Mit Schreiben vom 16.7.2021 haben wir in diesem Zusammenhang das Bayerische Staatsministerium für Familie, Arbeit und Soziales gebeten, Ihr Anliegen zu unterstützen. Unter Bezugnahme auf § 23 LadSchlG wurde uns von dort mitgeteilt, dass man dem Anliegen, nur bestimmten Einzelhandelsbetrieben (Souvenirläden) in einem definierten Gebiet die Sonntagsöffnung zu ermöglichen, auch nicht über eine Ausnahme im öffentlichen Interesse nachkommen könne.
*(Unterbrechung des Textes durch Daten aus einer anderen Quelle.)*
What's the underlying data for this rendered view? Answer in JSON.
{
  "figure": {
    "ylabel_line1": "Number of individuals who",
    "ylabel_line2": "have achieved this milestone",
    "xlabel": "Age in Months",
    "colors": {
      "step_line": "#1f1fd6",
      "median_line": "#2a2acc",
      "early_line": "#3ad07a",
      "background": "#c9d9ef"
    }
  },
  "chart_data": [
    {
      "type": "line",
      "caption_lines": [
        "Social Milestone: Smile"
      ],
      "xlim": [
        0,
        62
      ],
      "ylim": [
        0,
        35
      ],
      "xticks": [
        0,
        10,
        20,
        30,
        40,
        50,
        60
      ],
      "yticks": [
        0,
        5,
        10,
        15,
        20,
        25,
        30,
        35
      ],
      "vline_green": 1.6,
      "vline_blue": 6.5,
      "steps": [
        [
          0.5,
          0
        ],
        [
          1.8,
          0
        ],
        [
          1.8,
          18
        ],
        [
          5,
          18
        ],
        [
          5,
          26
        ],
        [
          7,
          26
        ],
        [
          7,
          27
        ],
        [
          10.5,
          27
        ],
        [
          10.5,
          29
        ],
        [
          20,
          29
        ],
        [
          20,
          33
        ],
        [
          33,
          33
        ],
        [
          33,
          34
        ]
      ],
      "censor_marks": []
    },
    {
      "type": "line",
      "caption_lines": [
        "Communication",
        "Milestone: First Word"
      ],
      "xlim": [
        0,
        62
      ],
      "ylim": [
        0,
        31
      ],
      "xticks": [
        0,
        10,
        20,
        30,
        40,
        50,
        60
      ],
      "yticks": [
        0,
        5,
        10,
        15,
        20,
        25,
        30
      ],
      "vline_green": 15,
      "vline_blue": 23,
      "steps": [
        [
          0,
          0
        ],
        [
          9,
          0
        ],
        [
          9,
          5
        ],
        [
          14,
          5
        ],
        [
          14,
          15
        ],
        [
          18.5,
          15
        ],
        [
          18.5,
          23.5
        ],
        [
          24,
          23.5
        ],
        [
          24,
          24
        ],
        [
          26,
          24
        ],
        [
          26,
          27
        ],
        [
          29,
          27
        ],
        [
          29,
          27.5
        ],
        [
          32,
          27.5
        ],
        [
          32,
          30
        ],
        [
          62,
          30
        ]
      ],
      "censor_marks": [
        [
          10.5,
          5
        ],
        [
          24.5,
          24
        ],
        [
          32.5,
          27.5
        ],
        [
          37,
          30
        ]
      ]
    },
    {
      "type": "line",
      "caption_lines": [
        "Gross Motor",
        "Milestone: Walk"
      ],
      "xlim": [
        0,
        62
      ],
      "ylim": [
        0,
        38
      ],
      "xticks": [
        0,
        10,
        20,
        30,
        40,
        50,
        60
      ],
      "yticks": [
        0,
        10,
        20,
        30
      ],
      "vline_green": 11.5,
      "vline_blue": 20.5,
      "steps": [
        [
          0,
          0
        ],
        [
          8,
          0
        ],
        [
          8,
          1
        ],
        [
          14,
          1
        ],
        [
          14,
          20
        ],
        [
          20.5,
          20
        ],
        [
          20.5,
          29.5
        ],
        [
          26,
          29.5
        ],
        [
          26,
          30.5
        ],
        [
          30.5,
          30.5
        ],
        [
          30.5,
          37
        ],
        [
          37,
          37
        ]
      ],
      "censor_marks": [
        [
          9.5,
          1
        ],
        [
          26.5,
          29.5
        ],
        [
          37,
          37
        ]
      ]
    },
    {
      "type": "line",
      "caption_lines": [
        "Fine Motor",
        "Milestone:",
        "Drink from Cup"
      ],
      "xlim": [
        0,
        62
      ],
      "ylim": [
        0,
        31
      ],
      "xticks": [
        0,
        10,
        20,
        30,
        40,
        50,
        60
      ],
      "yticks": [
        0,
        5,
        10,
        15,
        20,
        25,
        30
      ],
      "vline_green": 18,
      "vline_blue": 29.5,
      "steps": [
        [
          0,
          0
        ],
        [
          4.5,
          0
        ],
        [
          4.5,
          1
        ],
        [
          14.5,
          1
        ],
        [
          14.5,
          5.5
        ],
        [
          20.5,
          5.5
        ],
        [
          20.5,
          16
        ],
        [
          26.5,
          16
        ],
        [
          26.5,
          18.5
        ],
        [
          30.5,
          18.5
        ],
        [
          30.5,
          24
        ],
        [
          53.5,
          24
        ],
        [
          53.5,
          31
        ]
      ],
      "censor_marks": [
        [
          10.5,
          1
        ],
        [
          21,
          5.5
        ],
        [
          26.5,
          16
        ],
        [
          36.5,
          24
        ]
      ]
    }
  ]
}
Im Wesentlichen wurden folgende Gründe angeführt:
„(...)Denn das öffentliche Interesse ist auf Fälle eines außergewöhnlichen Bedürfnisses – insbesondere eines Versorgungsbedürfnisses der Bevölkerung – beschränkt, wie beispielsweise bei Naturkatastrophen o.ä. oder bei überregionalen Großveranstaltungen mit außergewöhnlichem Besucheraufkommen. Die Anforderungen an Ausnahmen nach § 23 LadSchlG, die ,im öffentlichen Interesse dringend nötig‘ sind, sind nach höchstrichterlicher Rechtsprechung streng, das bloße wirtschaftliche Interesse ist hierfür leider nicht ausreichend.Das Bundesverwaltungsgericht betont in seiner Entscheidung vom 15. Mai 1974 entsprechend, dass nicht ,durch uferlose Bewilligung von Ausnahmen das Gesetz um seine Wirkung‘ gebraucht werden dürfe (Az.: I C 44.72). Das OVG Magdeburg lehnte daher selbst längere Öffnungszeiten aufgrund der in Halle stattfindenden Bundesgartenschau (Urteil v. 23. April 199 – Az.: B 1 S 43-99) oder zu Deckung des erhöhten Bedarfs in den Monaten nach dem Hochwasser 2002 (Urteil v. 16. Oktober 2002 – Az.. 1 M 470/02) ab, da die Versorgung der Bevölkerung auch während der regulären Öffnungszeiten ausreichend gewährleistet sei.
Es erscheint vor diesem Hintergrund unwahrscheinlich, dass die Verwaltungsgerichte die Erholung und Existenzsicherung des innerstädtischen Souvenirhandels als ausreichend für ,im öffentlichen Interesse dringend nötige‘ Ausnahmen nach § 23 LadSchlG werten, da eine derartige Regelung im Ergebnis allein zur Beachtung der wirtschaftlichen Interessen der Kioske und Souvenirläden führte, um die es ja auch vorliegend gerade geht.(...)“
In den zurückliegenden Monaten haben Vertreter*innen von Gewerkschaften und Kirchen, aber auch die Bayerische Staatsregierung trotz der Auswirkungen der Corona-Pandemie stets die Bedeutung und die besondere Schutzwürdigkeit des Sonntages betont. Im Lichte der vorgenannten Ausführungen und der Tatsache, dass sich seit den zuletzt geführten Diskussionen im Stadtrat weder die Rechtslage noch der zugrundeliegende Sachverhalt geändert haben, sieht das Kreisverwaltungsreferat davon ab, den Stadtrat erneut mit der gleichen Fragestellung zu befassen.
Um Kenntnisnahme von den vorstehenden Ausführungen wird gebeten. Wir gehen davon aus, dass die Angelegenheit damit abgeschlossen ist.